What is the nature of your session?: Technical, Technology impact, Policy, Community With whom do you want to connect?:

Researchers, lecturers, research support staff, data stewards, librarians, and IT professionals who use or support AI and want practical ways to verify AI outputs and use language models responsibly in research workflows.

What is the key take away of your session?:

Discover why AI models aren’t truth sources. Verify outputs via SURF AI-Hub (https://hr-ai-hub.github.io/) and apply FAIR-based guidelines for responsible AI use.

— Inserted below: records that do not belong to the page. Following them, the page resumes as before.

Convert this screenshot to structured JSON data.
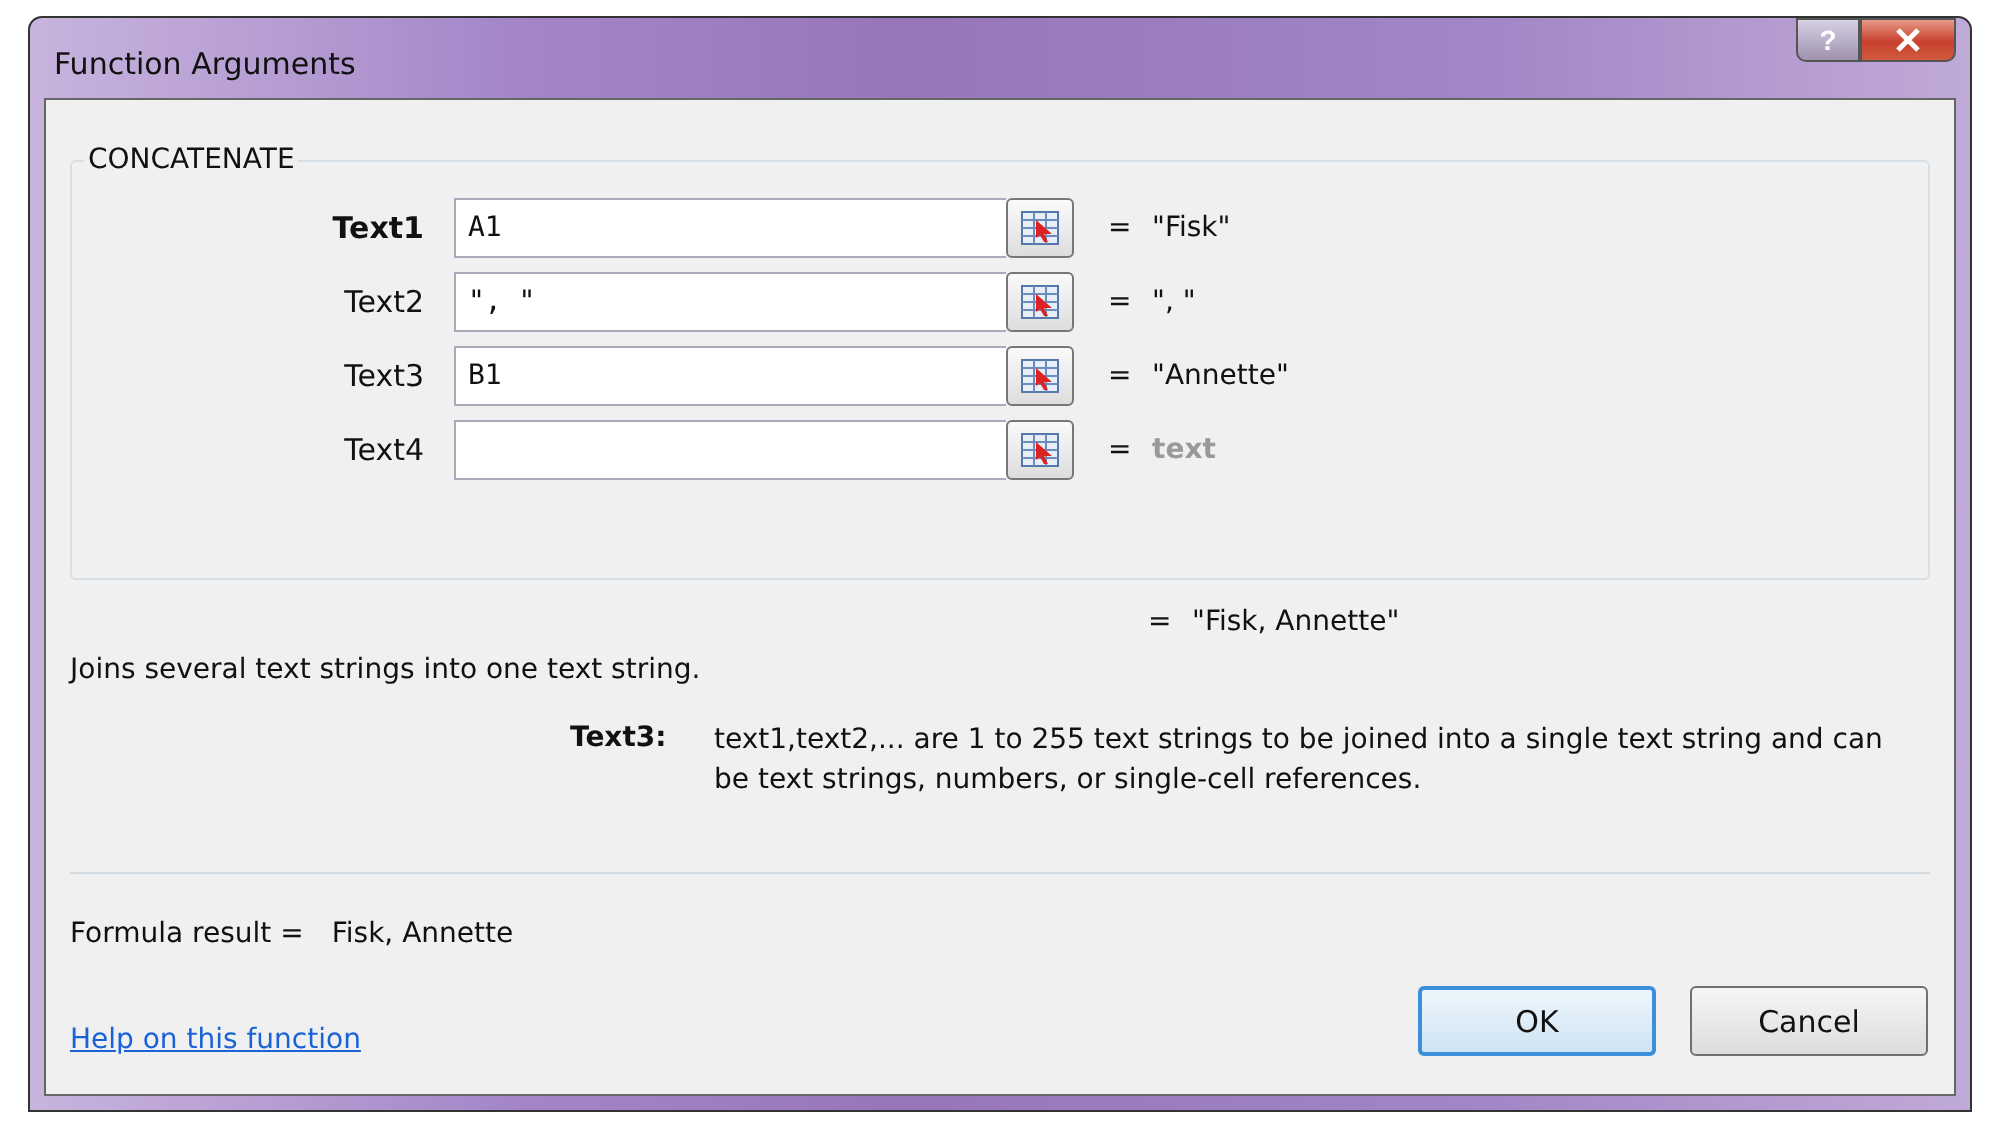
{
  "window": {
    "title": "Function Arguments"
  },
  "function_name": "CONCATENATE",
  "arguments": [
    {
      "label": "Text1",
      "value": "A1",
      "result": "\"Fisk\"",
      "active": true
    },
    {
      "label": "Text2",
      "value": "\", \"",
      "result": "\", \"",
      "active": false
    },
    {
      "label": "Text3",
      "value": "B1",
      "result": "\"Annette\"",
      "active": false
    },
    {
      "label": "Text4",
      "result_hint": "text",
      "active": false
    }
  ],
  "equals": "=",
  "function_result": "\"Fisk, Annette\"",
  "description": "Joins several text strings into one text string.",
  "argument_help": {
    "label": "Text3:",
    "text": "text1,text2,... are 1 to 255 text strings to be joined into a single text string and can be text strings, numbers, or single-cell references."
  },
  "formula_result": {
    "label": "Formula result =",
    "value": "Fisk, Annette"
  },
  "help_link": "Help on this function",
  "buttons": [
    {
      "label": "OK",
      "default": true
    },
    {
      "label": "Cancel",
      "default": false
    }
  ],
  "title_buttons": {
    "help": "?"
  }
}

With a PhD in biophysics, Rob van der Willigen serves as the Tech-Lead of the HR DataLabs: Healthcare, EAS and AI SusTech; specializing in creating robust data infrastructures (Data Fabric) for explainable AI and Neural Networks. In 2019, he founded the Prometheus Data Science Lab as part of the SURF Digital Competence Center for Practice-Oriented Research, underscoring his deep commitment to the ethical and responsible application of artificial intelligence. He currently drives the technical development of the HR AI-Hub (https://hr-ai-hub.github.io/), providing researchers with sovereign, secure, and on-premises generative AI workflows. Furthermore, his postdoctoral research with the Donders Center for Neuroscience on natural language comprehension forms the scientific foundation for his ongoing focus on machine learning, truth-finding protocols, transparent AI systems and the biological origin of language understanding.